Que faites-vous dans le quartier, Jacques Salomé ?

Je suis venu à l’invitation de l’APM []]l’Association Progrès du Management, ndlr], une association que j’aime beaucoup. Des managers mauriciens qui s’intéressent aux relations humaines m’ont invité à animer un séminaire j’ai accepté bien volontiers.

Vous n’étiez pas censé avoir pris votre retraite il y a 15 ans ?

Si ! Mais le 11-Septembre a changé mes plans. J’ai cinq enfants, dont un fils pilote qui vit aux Etats-Unis. Après les attentats, ils m’ont dit : « Papa, il est temps de reprendre ton bâton de pèlerin. » Comme moi, ils sont persuadés que la communication est l’antidote à la violence. J’ai donc repris mes conférences et mes séminaires de formation. Mes enfants m’ont fait grandir. Ils m’ont bousculé, ils m’ont délogé de mes certitudes. Mes livres, je les ai écrits pour eux.

Ils ont tous le même fi l d’Ariane : heureux qui communique…

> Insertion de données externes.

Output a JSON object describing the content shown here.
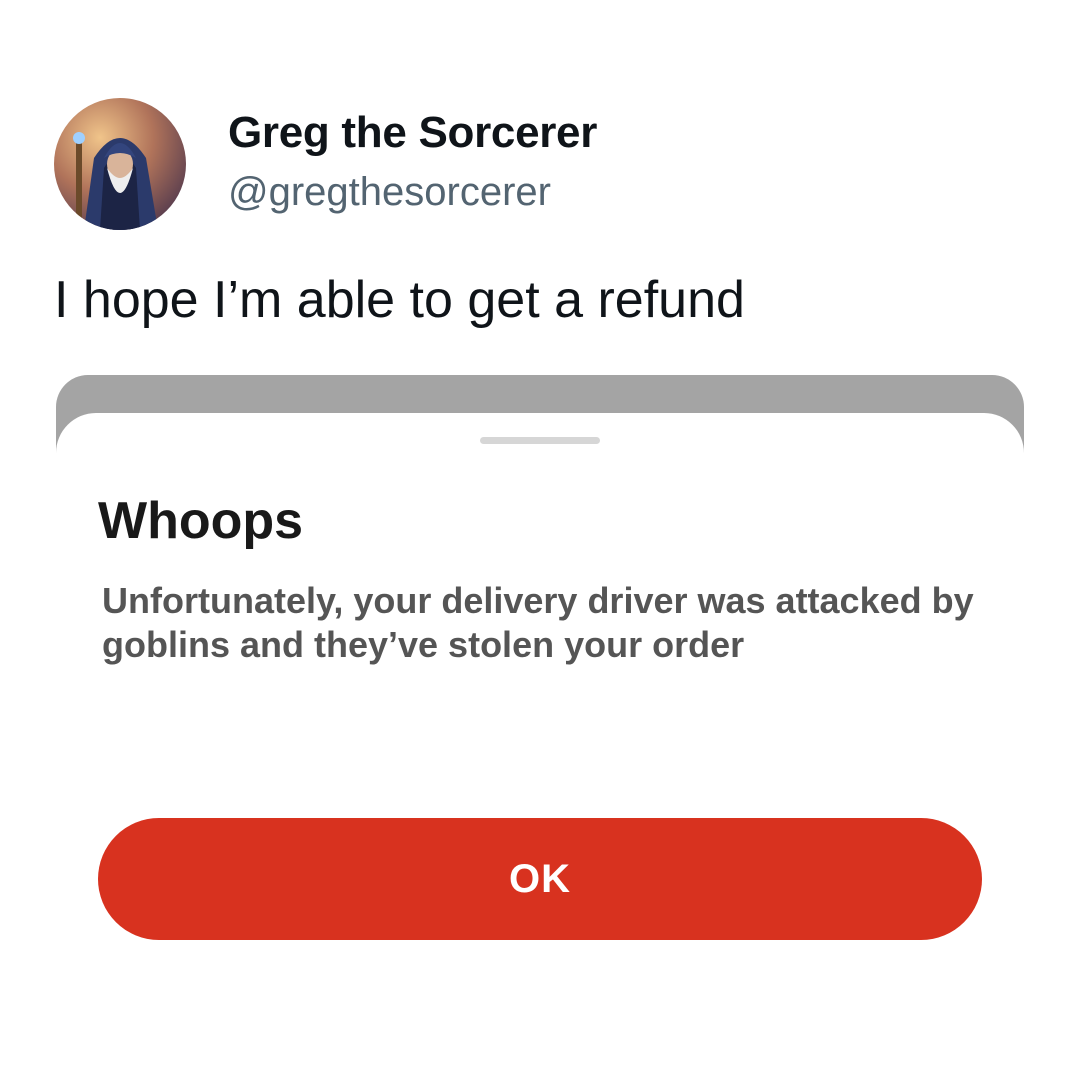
{
  "tweet": {
    "display_name": "Greg the Sorcerer",
    "handle": "@gregthesorcerer",
    "text": "I hope I’m able to get a refund",
    "avatar_icon": "wizard-avatar"
  },
  "dialog": {
    "title": "Whoops",
    "message": "Unfortunately, your delivery driver was attacked by goblins and they’ve stolen your order",
    "ok_label": "OK",
    "button_color": "#d8321f"
  }
}
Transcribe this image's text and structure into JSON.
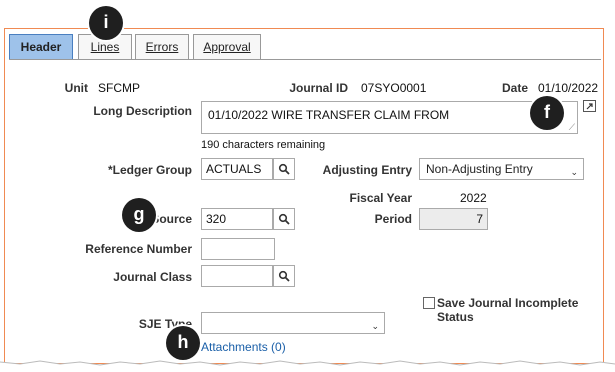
{
  "tabs": [
    {
      "label": "Header",
      "active": true
    },
    {
      "label": "Lines",
      "active": false
    },
    {
      "label": "Errors",
      "active": false
    },
    {
      "label": "Approval",
      "active": false
    }
  ],
  "header": {
    "unit_label": "Unit",
    "unit_value": "SFCMP",
    "journal_id_label": "Journal ID",
    "journal_id_value": "07SYO0001",
    "date_label": "Date",
    "date_value": "01/10/2022"
  },
  "form": {
    "long_description_label": "Long Description",
    "long_description_value": "01/10/2022 WIRE TRANSFER CLAIM FROM",
    "chars_remaining": "190 characters remaining",
    "ledger_group_label": "*Ledger Group",
    "ledger_group_value": "ACTUALS",
    "adjusting_entry_label": "Adjusting Entry",
    "adjusting_entry_value": "Non-Adjusting Entry",
    "fiscal_year_label": "Fiscal Year",
    "fiscal_year_value": "2022",
    "source_label": "*Source",
    "source_value": "320",
    "period_label": "Period",
    "period_value": "7",
    "reference_number_label": "Reference Number",
    "reference_number_value": "",
    "journal_class_label": "Journal Class",
    "journal_class_value": "",
    "save_incomplete_label": "Save Journal Incomplete Status",
    "sje_type_label": "SJE Type",
    "sje_type_value": "",
    "attachments_link": "Attachments (0)"
  },
  "callouts": {
    "i": "i",
    "f": "f",
    "g": "g",
    "h": "h"
  },
  "colors": {
    "accent_border": "#f08a52",
    "active_tab": "#9ec2ea",
    "link": "#1a5fa8"
  }
}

Exactement. Aujourd’hui, la communication est en péril. On la dit surabondante mais on confond communication et circulation de l’information. Avec Facebook ou Twitter, l’information circule, on s’exprime, mais on ne communique pas. On a développé des outils incroyables pour favoriser la communication avec le lointain, mais les rapports entre les personnes proches se dégradent. En trois secondes, je parle à quelqu’un à Tokyo, mais je vais mettre six mois avant d’adresser la parole à mon voisin. Moi, je défends l’idée d’une communication relationnelle, c’est-à-dire avec laquelle on peut se relier. Cela revient à proposer le meilleur de soi au meilleur de l’autre.

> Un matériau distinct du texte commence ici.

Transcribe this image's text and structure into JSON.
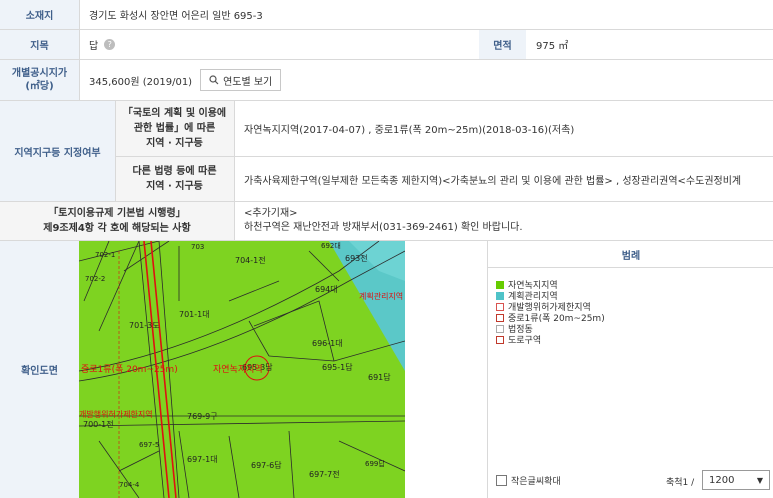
{
  "location": {
    "label": "소재지",
    "value": "경기도 화성시 장안면 어은리 일반 695-3"
  },
  "land": {
    "label": "지목",
    "value": "답",
    "help": "?",
    "area_label": "면적",
    "area_value": "975 ㎡"
  },
  "price": {
    "label_line1": "개별공시지가",
    "label_line2": "(㎡당)",
    "value": "345,600원 (2019/01)",
    "button": "연도별 보기"
  },
  "zone": {
    "label": "지역지구등 지정여부",
    "sub1_line1": "「국토의 계획 및 이용에",
    "sub1_line2": "관한 법률」에 따른",
    "sub1_line3": "지역 · 지구등",
    "value1": "자연녹지지역(2017-04-07) , 중로1류(폭 20m~25m)(2018-03-16)(저촉)",
    "sub2_line1": "다른 법령 등에 따른",
    "sub2_line2": "지역 · 지구등",
    "value2": "가축사육제한구역(일부제한 모든축종 제한지역)<가축분뇨의 관리 및 이용에 관한 법률> , 성장관리권역<수도권정비계"
  },
  "regulation": {
    "label_line1": "「토지이용규제 기본법 시행령」",
    "label_line2": "제9조제4항 각 호에 해당되는 사항",
    "value_line1": "<추가기재>",
    "value_line2": "하천구역은 재난안전과 방재부서(031-369-2461) 확인 바랍니다."
  },
  "map": {
    "label": "확인도면",
    "parcels": [
      "704-1전",
      "693전",
      "694대",
      "701-3도",
      "701-1대",
      "696-1대",
      "695-3답",
      "695-1답",
      "691답",
      "769-9구",
      "700-1전",
      "697-1대",
      "697-6답",
      "697-7전",
      "699답",
      "697-5",
      "702-2",
      "702-1",
      "703",
      "704-4",
      "692대"
    ],
    "overlay": {
      "zone1": "계획관리지역",
      "road": "중로1류(폭 20m~25m)",
      "natural": "자연녹지지역",
      "restrict": "개발행위허가제한지역"
    }
  },
  "legend": {
    "title": "범례",
    "items": [
      {
        "label": "자연녹지지역",
        "color": "#66cc00",
        "type": "fill"
      },
      {
        "label": "계획관리지역",
        "color": "#4fc3c8",
        "type": "fill"
      },
      {
        "label": "개발행위허가제한지역",
        "color": "#d9534f",
        "type": "outline"
      },
      {
        "label": "중로1류(폭 20m~25m)",
        "color": "#c0392b",
        "type": "outline"
      },
      {
        "label": "법정동",
        "color": "#aaaaaa",
        "type": "outline"
      },
      {
        "label": "도로구역",
        "color": "#c0392b",
        "type": "outline"
      }
    ],
    "checkbox_label": "작은글씨확대",
    "scale_label": "축척1 /",
    "scale_value": "1200"
  },
  "colors": {
    "header_bg": "#eef3f9",
    "header_text": "#3f5f8a",
    "border": "#d9d9d9",
    "map_green": "#7ed321",
    "map_cyan": "#5bc8c8"
  }
}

Vos 65 livres, traduits en 28 langues, ont trouvé 6 millions de lecteurs : des stats de gourou...

Je me méfie des gourous car ils créent de la dépendance. Ce que j’enseigne, c’est l’inverse : une plus grande liberté d’être, plus d’autonomie. Je ne cultive aucune dépendance, sinon le désir d’avoir des relations plus vivantes, plus créatrices, plus stimulantes. Je me considère plutôt comme un jardinier en relations humaines.

Que vous inspire le terreau mauricien ?

Je sens beaucoup d’écoute ici, c’est d’ailleurs la quatrième fois que je viens. Surtout, je ne ressens pas la violence endémique de l’Europe. Un couple sur deux se sépare en Europe. Ce n’est pas qu’ils ne s’aiment plus ils ne se parlent plus. En France, 6 millions de personnes parlent à leur chat et à leur chien. Six millions, au siècle de la communication ! A Maurice, il y a un terreau, un humus qui me semble plus ouvert, plus sensible à l’échange relationnel.

Qu’aviez-vous à dire aux managers venus vous écouter ?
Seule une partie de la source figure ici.